Ad oggi le Olimpiadi dovrebbero iniziare il 24 luglio; tuttavia, pensiero comune e anche qualche affermazione non certamente azzardata mormora di posticiparle, o, attenersi scrupolosamente a quanto deciderà l'Organizzazione Mondiale della Sanità (OMS).
Il presidente del Comitato Olimpico Internazionale, Thomas Bach, ha dcihiarato giorni fa ad una televisione tedesca che seguiranno i consigli dell'OMS.

Anche il primo ministro giapponese, Shinzo Abe, ha anche suggerito la possibilità di posticipare il più grande evento sportivo internazionale, nonostante fino a un paio di giorni fa, insisteva sul fatto che i Giochi avrebbero rispettato il programma. Ma, a seguito della videoconferenza dei leader del G7 sul Covid-19 di lunedì scorso, la posizione di Abe sembra cambiata anche se ha evitato commenti in merito.
«Vorrei che Olimpiadi e Paralimpiadi si svolgessero correttamente- ha dichiarato – per rafforzare la vittoria della razza umana sul Covid-19» e sembra che abbia anche  ottenuto il supporto da parte dei leader del G7.
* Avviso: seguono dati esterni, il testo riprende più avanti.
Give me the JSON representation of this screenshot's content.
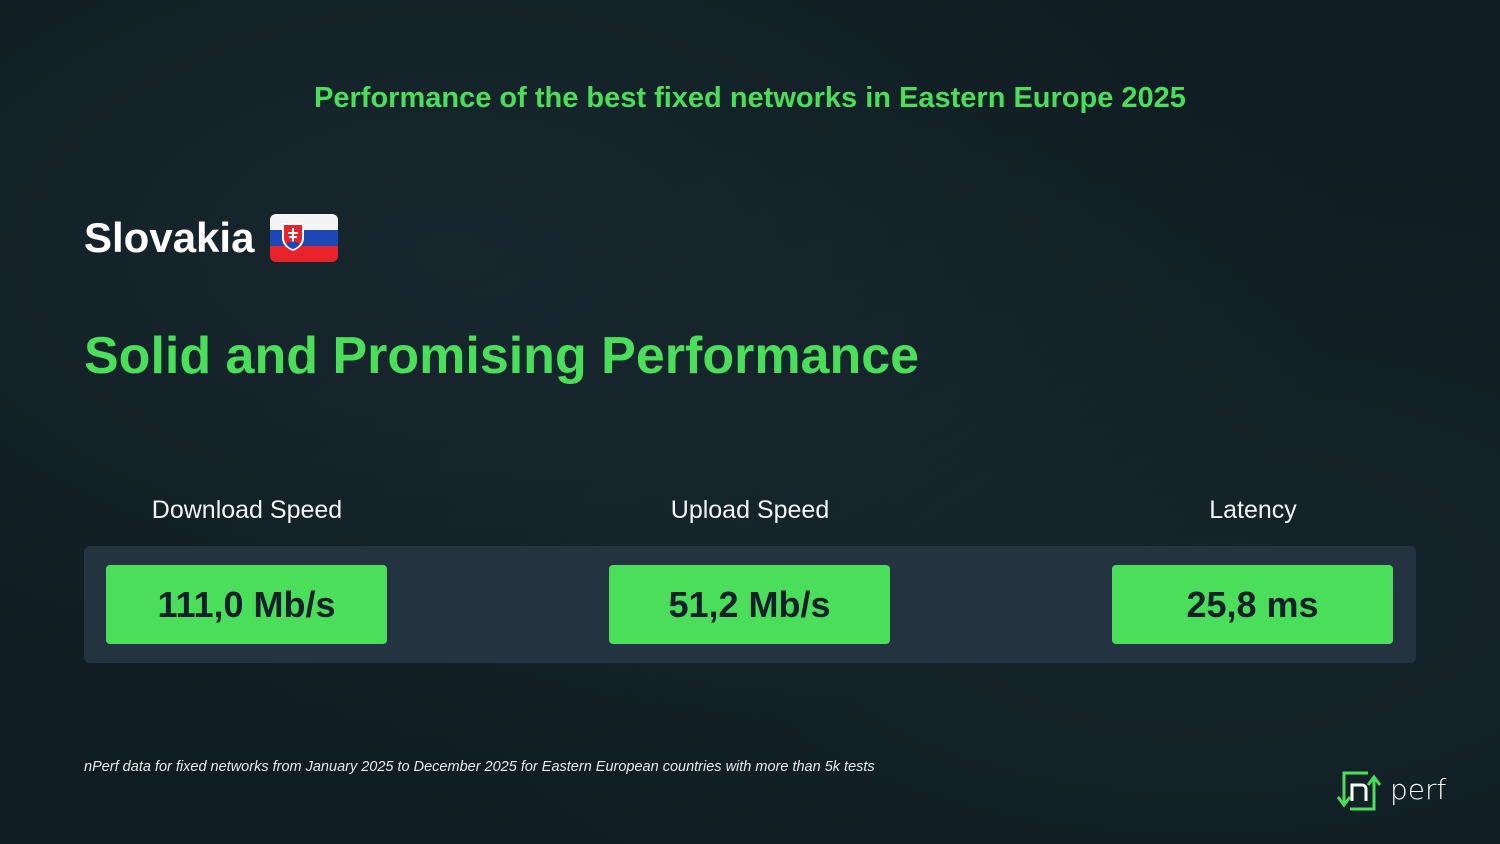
{
  "header": {
    "title": "Performance of the best fixed networks in Eastern Europe 2025"
  },
  "country": {
    "name": "Slovakia",
    "flag_icon": "slovakia-flag-icon"
  },
  "headline": "Solid and Promising Performance",
  "metrics": [
    {
      "label": "Download Speed",
      "value": "111,0 Mb/s"
    },
    {
      "label": "Upload Speed",
      "value": "51,2 Mb/s"
    },
    {
      "label": "Latency",
      "value": "25,8 ms"
    }
  ],
  "footnote": "nPerf data for fixed networks from January 2025 to December 2025 for Eastern European countries with more than 5k tests",
  "logo": {
    "text": "nperf"
  },
  "colors": {
    "accent": "#4ade5a",
    "background": "#0f1c22",
    "panel": "#233440"
  }
}
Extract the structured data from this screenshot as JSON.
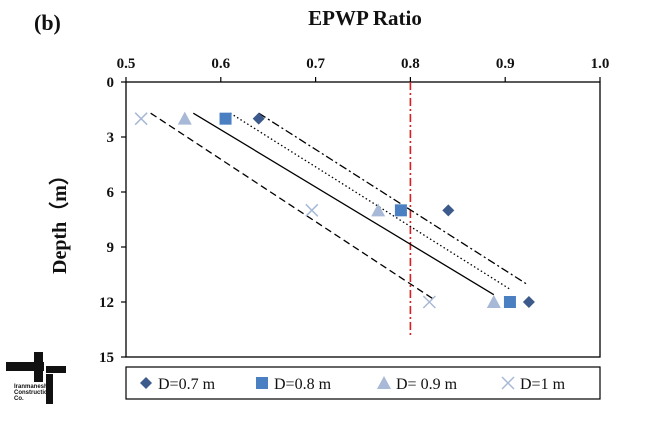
{
  "panel_label": "(b)",
  "logo": {
    "lines": [
      "Iranmanesh",
      "Construction",
      "Co."
    ],
    "colors": {
      "primary": "#111111"
    }
  },
  "chart_data": {
    "type": "scatter",
    "title": "",
    "xlabel": "EPWP Ratio",
    "ylabel": "Depth（m）",
    "xlim": [
      0.5,
      1.0
    ],
    "ylim": [
      0,
      15
    ],
    "y_inverted": true,
    "x_axis_position": "top",
    "x_ticks": [
      0.5,
      0.6,
      0.7,
      0.8,
      0.9,
      1.0
    ],
    "x_tick_labels": [
      "0.5",
      "0.6",
      "0.7",
      "0.8",
      "0.9",
      "1.0"
    ],
    "y_ticks": [
      0,
      3,
      6,
      9,
      12,
      15
    ],
    "y_tick_labels": [
      "0",
      "3",
      "6",
      "9",
      "12",
      "15"
    ],
    "grid": false,
    "legend_position": "bottom",
    "reference_line": {
      "x": 0.8,
      "color": "#d81e1e",
      "style": "dash-dot"
    },
    "series": [
      {
        "name": "D=0.7 m",
        "marker": "diamond",
        "color": "#3c5a8c",
        "points": [
          {
            "x": 0.64,
            "y": 2
          },
          {
            "x": 0.84,
            "y": 7
          },
          {
            "x": 0.925,
            "y": 12
          }
        ],
        "trendline": {
          "style": "dash-dot",
          "from": {
            "x": 0.64,
            "y": 1.7
          },
          "to": {
            "x": 0.922,
            "y": 11.0
          }
        }
      },
      {
        "name": "D=0.8 m",
        "marker": "square",
        "color": "#4a7fc1",
        "points": [
          {
            "x": 0.605,
            "y": 2
          },
          {
            "x": 0.79,
            "y": 7
          },
          {
            "x": 0.905,
            "y": 12
          }
        ],
        "trendline": {
          "style": "dotted",
          "from": {
            "x": 0.61,
            "y": 1.7
          },
          "to": {
            "x": 0.905,
            "y": 11.3
          }
        }
      },
      {
        "name": "D= 0.9 m",
        "marker": "triangle",
        "color": "#a7b9d6",
        "points": [
          {
            "x": 0.562,
            "y": 2
          },
          {
            "x": 0.766,
            "y": 7
          },
          {
            "x": 0.888,
            "y": 12
          }
        ],
        "trendline": {
          "style": "solid",
          "from": {
            "x": 0.571,
            "y": 1.7
          },
          "to": {
            "x": 0.888,
            "y": 11.6
          }
        }
      },
      {
        "name": "D=1 m",
        "marker": "x",
        "color": "#a7b9d6",
        "points": [
          {
            "x": 0.516,
            "y": 2
          },
          {
            "x": 0.696,
            "y": 7
          },
          {
            "x": 0.82,
            "y": 12
          }
        ],
        "trendline": {
          "style": "dashed",
          "from": {
            "x": 0.526,
            "y": 1.7
          },
          "to": {
            "x": 0.826,
            "y": 11.9
          }
        }
      }
    ]
  }
}
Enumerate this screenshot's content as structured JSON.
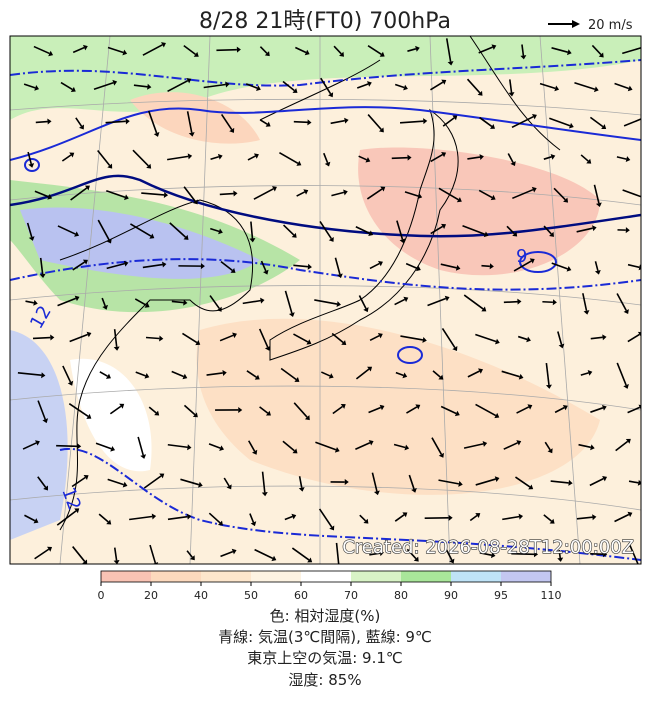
{
  "header": {
    "title": "8/28  21時(FT0)    700hPa",
    "wind_scale": "20 m/s"
  },
  "map": {
    "created": "Created: 2026-08-28T12:00:00Z",
    "contour_labels": [
      "12",
      "9",
      "12"
    ]
  },
  "colorbar": {
    "ticks": [
      0,
      20,
      40,
      50,
      60,
      70,
      80,
      90,
      95,
      110
    ],
    "colors": [
      "#f9c3b4",
      "#fcd9bd",
      "#fde6cc",
      "#fdf3e2",
      "#ffffff",
      "#d8f3c6",
      "#a9e69a",
      "#bfe3f7",
      "#c3c7f1"
    ]
  },
  "caption": [
    "色: 相対湿度(%)",
    "青線: 気温(3℃間隔), 藍線: 9℃",
    "東京上空の気温: 9.1℃",
    "湿度: 85%"
  ]
}
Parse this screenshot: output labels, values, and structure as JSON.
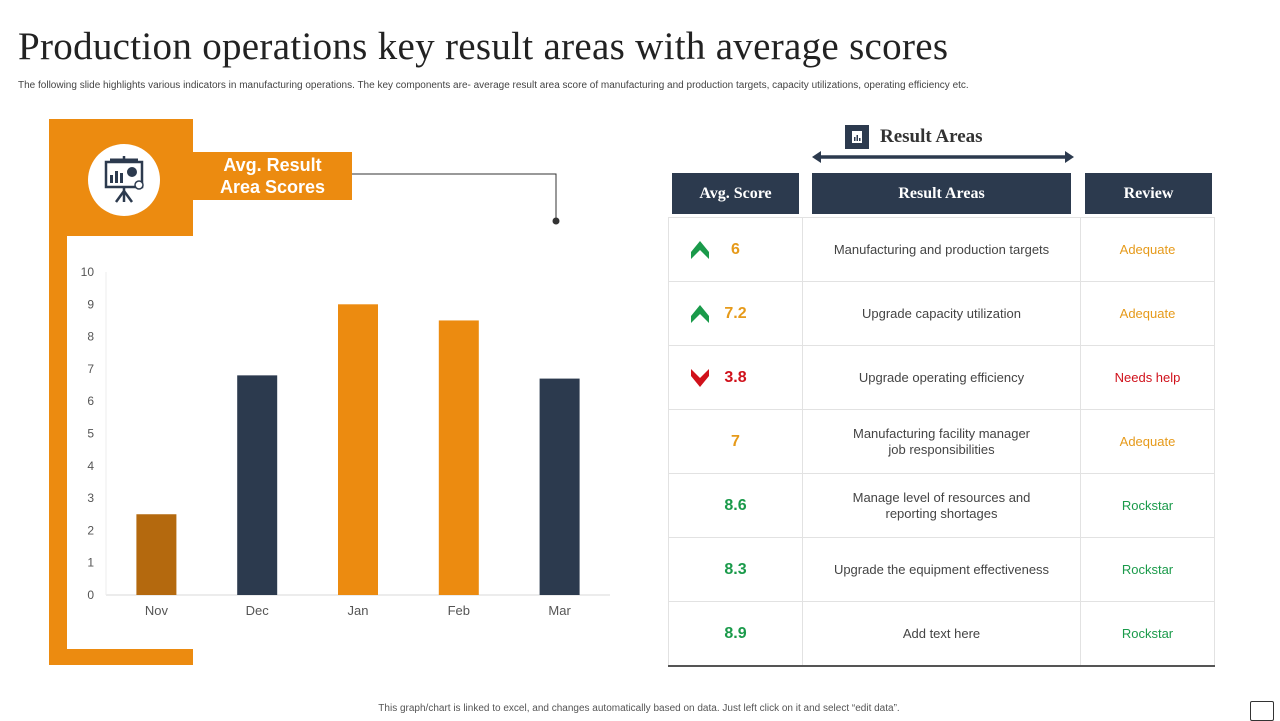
{
  "header": {
    "title": "Production operations key result areas with average scores",
    "subtitle": "The following slide highlights various indicators in manufacturing operations. The key components are- average result area score of manufacturing and production targets, capacity utilizations, operating efficiency etc."
  },
  "left_panel": {
    "label_line1": "Avg. Result",
    "label_line2": "Area Scores",
    "icon": "presentation-chart-icon"
  },
  "chart_data": {
    "type": "bar",
    "categories": [
      "Nov",
      "Dec",
      "Jan",
      "Feb",
      "Mar"
    ],
    "values": [
      2.5,
      6.8,
      9.0,
      8.5,
      6.7
    ],
    "bar_colors": [
      "#b4690e",
      "#2c3a4e",
      "#ec8b10",
      "#ec8b10",
      "#2c3a4e"
    ],
    "ylim": [
      0,
      10
    ],
    "yticks": [
      0,
      1,
      2,
      3,
      4,
      5,
      6,
      7,
      8,
      9,
      10
    ],
    "grid": false,
    "title": "",
    "xlabel": "",
    "ylabel": ""
  },
  "result_areas": {
    "title": "Result Areas",
    "icon": "document-chart-icon",
    "columns": [
      "Avg. Score",
      "Result Areas",
      "Review"
    ],
    "rows": [
      {
        "score": "6",
        "trend": "up",
        "area": "Manufacturing  and production targets",
        "review": "Adequate",
        "score_color": "#e69a1a",
        "review_color": "#e69a1a"
      },
      {
        "score": "7.2",
        "trend": "up",
        "area": "Upgrade  capacity utilization",
        "review": "Adequate",
        "score_color": "#e69a1a",
        "review_color": "#e69a1a"
      },
      {
        "score": "3.8",
        "trend": "down",
        "area": "Upgrade  operating efficiency",
        "review": "Needs help",
        "score_color": "#d0111b",
        "review_color": "#d0111b"
      },
      {
        "score": "7",
        "trend": "none",
        "area": "Manufacturing  facility manager\njob responsibilities",
        "review": "Adequate",
        "score_color": "#e69a1a",
        "review_color": "#e69a1a"
      },
      {
        "score": "8.6",
        "trend": "none",
        "area": "Manage level of resources and\nreporting shortages",
        "review": "Rockstar",
        "score_color": "#1a9a4a",
        "review_color": "#1a9a4a"
      },
      {
        "score": "8.3",
        "trend": "none",
        "area": "Upgrade  the equipment  effectiveness",
        "review": "Rockstar",
        "score_color": "#1a9a4a",
        "review_color": "#1a9a4a"
      },
      {
        "score": "8.9",
        "trend": "none",
        "area": "Add text here",
        "review": "Rockstar",
        "score_color": "#1a9a4a",
        "review_color": "#1a9a4a"
      }
    ]
  },
  "footer": {
    "note": "This graph/chart is linked to excel, and changes automatically based on data. Just left click on it and select “edit data”."
  },
  "colors": {
    "orange": "#ec8b10",
    "navy": "#2c3a4e",
    "up_green": "#1a9a4a",
    "down_red": "#d0111b"
  }
}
Anche il presidente degli Stati Uniti, fra i tanti sproloqui lanciati via twitter in questi giorni, ha suggerito di spostare le Olimpiadi di Tokyo di un anno.
In effetti sarebbe assurdo avere stadi vuoti: disputare le Olimpiadi a porte chiuse sarebbe una grande umiliazione per tutto lo sport, quindi unica alternativa praticabile disputarle il prossimo anno.

Anche perché è cresciuto enormemente il numero delle qualificazione annullate, ed a 128 giorni dalla data di inizio, disputare le Olimpiadi a luglio con oltretutto tantissimi atleti a corto di allenamento, sembra davvero difficile.
E poi non è proprio il Comitato Organizzatore di Tokyo a chiedere agli spettatori di stare alla larga dalla staffetta della torcia che arriverà in Giappone a fine del mese, ed è un evento che di solito suscita tanto entusiasmo per gli stessi giochi?